George H. Nye
April 20, 1861
George Henry Nye was 32 years old, married, and earning $5 per day to work at a mill in Lewiston when President Abraham Lincoln called for volunteers in April, 1861, to join an army and fight for the United States.
Nye enlisted in the 1st Maine Infantry Regiment. With the rank of private, Nye’s pay dropped to $11 per month. He did not remain a private long. By the end of his first enlistment, Nye is a 2nd Lieutenant.
Mustered out of the Army, Nye re-enlists and recruits a number of his friends and associates to join him. Together, they enter the 10th Maine Infantry Regiment in October, and Nye is promoted to captain.
His regiment participates in the battles at Rappahannock, Sulphur Springs, Cedar Mountain, and Antietam.
When his two-year commitment expires, Nye is mustered out again.
Less than a month later, he re-enlists, this time in the 29th Maine Infantry Regiment, and he is soon promoted to major.

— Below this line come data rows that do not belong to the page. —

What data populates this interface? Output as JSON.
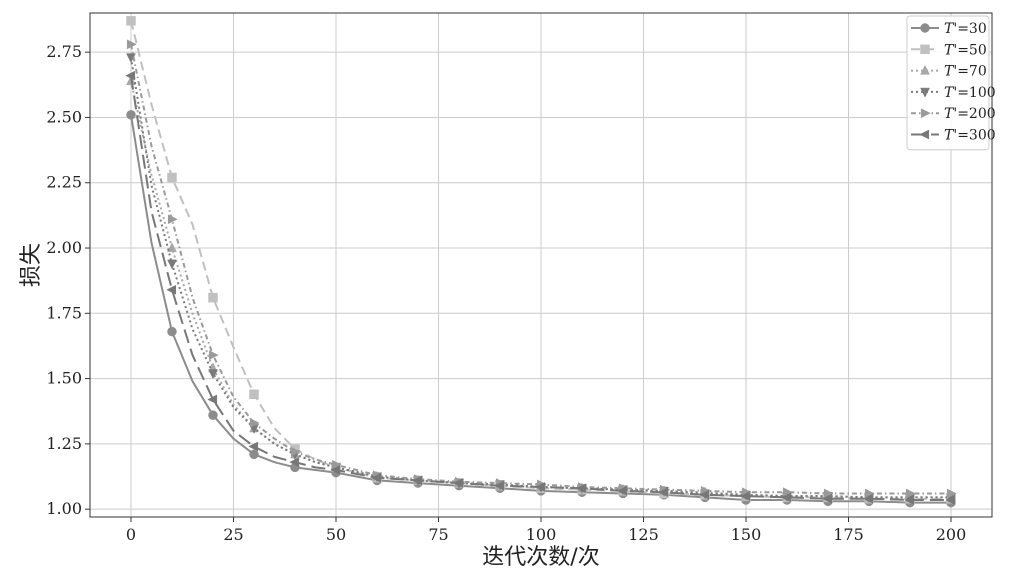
{
  "chart_data": {
    "type": "line",
    "title": "",
    "xlabel": "迭代次数/次",
    "ylabel": "损失",
    "xlim": [
      -10,
      210
    ],
    "ylim": [
      0.97,
      2.9
    ],
    "xticks": [
      0,
      25,
      50,
      75,
      100,
      125,
      150,
      175,
      200
    ],
    "yticks": [
      1.0,
      1.25,
      1.5,
      1.75,
      2.0,
      2.25,
      2.5,
      2.75
    ],
    "xtick_labels": [
      "0",
      "25",
      "50",
      "75",
      "100",
      "125",
      "150",
      "175",
      "200"
    ],
    "ytick_labels": [
      "1.00",
      "1.25",
      "1.50",
      "1.75",
      "2.00",
      "2.25",
      "2.50",
      "2.75"
    ],
    "grid": true,
    "legend_position": "top-right",
    "series": [
      {
        "name": "T'=30",
        "name_prefix": "T'",
        "name_suffix": "=30",
        "color": "#8c8c8c",
        "dash": "",
        "marker": "circle",
        "x": [
          0,
          5,
          10,
          15,
          20,
          25,
          30,
          35,
          40,
          45,
          50,
          60,
          70,
          80,
          90,
          100,
          110,
          120,
          130,
          140,
          150,
          160,
          170,
          180,
          190,
          200
        ],
        "values": [
          2.51,
          2.02,
          1.68,
          1.49,
          1.36,
          1.27,
          1.21,
          1.18,
          1.16,
          1.15,
          1.14,
          1.11,
          1.1,
          1.09,
          1.08,
          1.07,
          1.065,
          1.06,
          1.055,
          1.045,
          1.035,
          1.035,
          1.03,
          1.03,
          1.025,
          1.025
        ]
      },
      {
        "name": "T'=50",
        "name_prefix": "T'",
        "name_suffix": "=50",
        "color": "#c0c0c0",
        "dash": "9,5",
        "marker": "square",
        "x": [
          0,
          5,
          10,
          15,
          20,
          25,
          30,
          35,
          40,
          45,
          50,
          60,
          70,
          80,
          90,
          100,
          110,
          120,
          130,
          140,
          150,
          160,
          170,
          180,
          190,
          200
        ],
        "values": [
          2.87,
          2.55,
          2.27,
          2.09,
          1.81,
          1.62,
          1.44,
          1.31,
          1.23,
          1.19,
          1.16,
          1.12,
          1.11,
          1.1,
          1.09,
          1.08,
          1.075,
          1.07,
          1.06,
          1.055,
          1.05,
          1.045,
          1.045,
          1.04,
          1.04,
          1.04
        ]
      },
      {
        "name": "T'=70",
        "name_prefix": "T'",
        "name_suffix": "=70",
        "color": "#a8a8a8",
        "dash": "2,3",
        "marker": "triangle-up",
        "x": [
          0,
          5,
          10,
          15,
          20,
          25,
          30,
          35,
          40,
          45,
          50,
          60,
          70,
          80,
          90,
          100,
          110,
          120,
          130,
          140,
          150,
          160,
          170,
          180,
          190,
          200
        ],
        "values": [
          2.64,
          2.28,
          2.0,
          1.75,
          1.54,
          1.4,
          1.31,
          1.25,
          1.21,
          1.18,
          1.16,
          1.125,
          1.11,
          1.1,
          1.09,
          1.085,
          1.08,
          1.075,
          1.07,
          1.065,
          1.055,
          1.05,
          1.05,
          1.045,
          1.045,
          1.045
        ]
      },
      {
        "name": "T'=100",
        "name_prefix": "T'",
        "name_suffix": "=100",
        "color": "#7a7a7a",
        "dash": "2,3",
        "marker": "triangle-down",
        "x": [
          0,
          5,
          10,
          15,
          20,
          25,
          30,
          35,
          40,
          45,
          50,
          60,
          70,
          80,
          90,
          100,
          110,
          120,
          130,
          140,
          150,
          160,
          170,
          180,
          190,
          200
        ],
        "values": [
          2.73,
          2.24,
          1.94,
          1.69,
          1.52,
          1.39,
          1.31,
          1.25,
          1.21,
          1.18,
          1.16,
          1.125,
          1.11,
          1.1,
          1.095,
          1.085,
          1.08,
          1.075,
          1.07,
          1.06,
          1.055,
          1.05,
          1.05,
          1.045,
          1.045,
          1.045
        ]
      },
      {
        "name": "T'=200",
        "name_prefix": "T'",
        "name_suffix": "=200",
        "color": "#9a9a9a",
        "dash": "5,3,1.5,3",
        "marker": "triangle-right",
        "x": [
          0,
          5,
          10,
          15,
          20,
          25,
          30,
          35,
          40,
          45,
          50,
          60,
          70,
          80,
          90,
          100,
          110,
          120,
          130,
          140,
          150,
          160,
          170,
          180,
          190,
          200
        ],
        "values": [
          2.78,
          2.39,
          2.11,
          1.81,
          1.59,
          1.43,
          1.33,
          1.27,
          1.22,
          1.19,
          1.17,
          1.13,
          1.115,
          1.105,
          1.1,
          1.095,
          1.085,
          1.08,
          1.075,
          1.07,
          1.065,
          1.065,
          1.06,
          1.06,
          1.06,
          1.06
        ]
      },
      {
        "name": "T'=300",
        "name_prefix": "T'",
        "name_suffix": "=300",
        "color": "#777777",
        "dash": "14,6",
        "marker": "triangle-left",
        "x": [
          0,
          5,
          10,
          15,
          20,
          25,
          30,
          35,
          40,
          45,
          50,
          60,
          70,
          80,
          90,
          100,
          110,
          120,
          130,
          140,
          150,
          160,
          170,
          180,
          190,
          200
        ],
        "values": [
          2.66,
          2.14,
          1.84,
          1.59,
          1.42,
          1.3,
          1.24,
          1.2,
          1.18,
          1.16,
          1.15,
          1.12,
          1.11,
          1.1,
          1.09,
          1.085,
          1.08,
          1.07,
          1.065,
          1.055,
          1.05,
          1.045,
          1.04,
          1.04,
          1.035,
          1.035
        ]
      }
    ]
  }
}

He and his regiment see action in the battles of Sabine Cross Roads, Cane River Crossing, and Cedar Creek.
By the end of 1864, Nye is now a colonel, and early in 1865, he is promoted to brigadier general.

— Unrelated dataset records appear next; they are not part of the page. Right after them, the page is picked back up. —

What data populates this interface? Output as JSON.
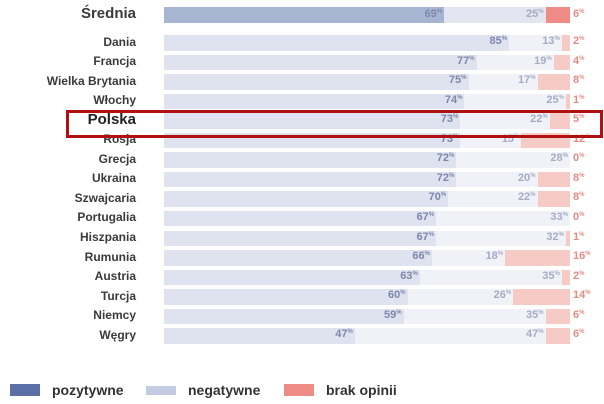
{
  "chart_data": {
    "type": "bar",
    "orientation": "horizontal",
    "stacked": true,
    "title": "",
    "xlabel": "",
    "ylabel": "",
    "xlim": [
      0,
      100
    ],
    "unit": "%",
    "categories": [
      "Średnia",
      "Dania",
      "Francja",
      "Wielka Brytania",
      "Włochy",
      "Polska",
      "Rosja",
      "Grecja",
      "Ukraina",
      "Szwajcaria",
      "Portugalia",
      "Hiszpania",
      "Rumunia",
      "Austria",
      "Turcja",
      "Niemcy",
      "Węgry"
    ],
    "series": [
      {
        "name": "pozytywne",
        "color": "#5b6fa6",
        "values": [
          69,
          85,
          77,
          75,
          74,
          73,
          73,
          72,
          72,
          70,
          67,
          67,
          66,
          63,
          60,
          59,
          47
        ]
      },
      {
        "name": "negatywne",
        "color": "#c3cbe3",
        "values": [
          25,
          13,
          19,
          17,
          25,
          22,
          15,
          28,
          20,
          22,
          33,
          32,
          18,
          35,
          26,
          35,
          47
        ]
      },
      {
        "name": "brak opinii",
        "color": "#ee8b84",
        "values": [
          6,
          2,
          4,
          8,
          1,
          5,
          12,
          0,
          8,
          8,
          0,
          1,
          16,
          2,
          14,
          6,
          6
        ]
      }
    ],
    "highlighted": "Polska",
    "legend_position": "bottom",
    "grid": false
  },
  "rows": [
    {
      "label": "Średnia",
      "pos": 69,
      "neg": 25,
      "na": 6
    },
    {
      "label": "Dania",
      "pos": 85,
      "neg": 13,
      "na": 2
    },
    {
      "label": "Francja",
      "pos": 77,
      "neg": 19,
      "na": 4
    },
    {
      "label": "Wielka Brytania",
      "pos": 75,
      "neg": 17,
      "na": 8
    },
    {
      "label": "Włochy",
      "pos": 74,
      "neg": 25,
      "na": 1
    },
    {
      "label": "Polska",
      "pos": 73,
      "neg": 22,
      "na": 5
    },
    {
      "label": "Rosja",
      "pos": 73,
      "neg": 15,
      "na": 12
    },
    {
      "label": "Grecja",
      "pos": 72,
      "neg": 28,
      "na": 0
    },
    {
      "label": "Ukraina",
      "pos": 72,
      "neg": 20,
      "na": 8
    },
    {
      "label": "Szwajcaria",
      "pos": 70,
      "neg": 22,
      "na": 8
    },
    {
      "label": "Portugalia",
      "pos": 67,
      "neg": 33,
      "na": 0
    },
    {
      "label": "Hiszpania",
      "pos": 67,
      "neg": 32,
      "na": 1
    },
    {
      "label": "Rumunia",
      "pos": 66,
      "neg": 18,
      "na": 16
    },
    {
      "label": "Austria",
      "pos": 63,
      "neg": 35,
      "na": 2
    },
    {
      "label": "Turcja",
      "pos": 60,
      "neg": 26,
      "na": 14
    },
    {
      "label": "Niemcy",
      "pos": 59,
      "neg": 35,
      "na": 6
    },
    {
      "label": "Węgry",
      "pos": 47,
      "neg": 47,
      "na": 6
    }
  ],
  "percent_sign": "%",
  "legend": {
    "items": [
      {
        "label": "pozytywne",
        "color": "#5b6fa6"
      },
      {
        "label": "negatywne",
        "color": "#c3cbe3"
      },
      {
        "label": "brak opinii",
        "color": "#ee8b84"
      }
    ]
  },
  "colors": {
    "avg_pos": "#a7b4d2",
    "avg_neg": "#e3e6f0",
    "avg_na": "#ee8b84",
    "pos": "#dfe2ef",
    "neg": "#f1f2f7",
    "na": "#f6cbc5",
    "highlight_border": "#b01010"
  }
}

When at last he is mustered out of the Army for the final time, in 1866, Nye has attained the rank of Major General.
He is believed to be the only soldier in the Civil War to enter military service as a private and rise to the rank of major general.
After the war he returns briefly to Maine, then makes his business fortune in Maryland and Massachusetts.
- What would motivate someone to return to war?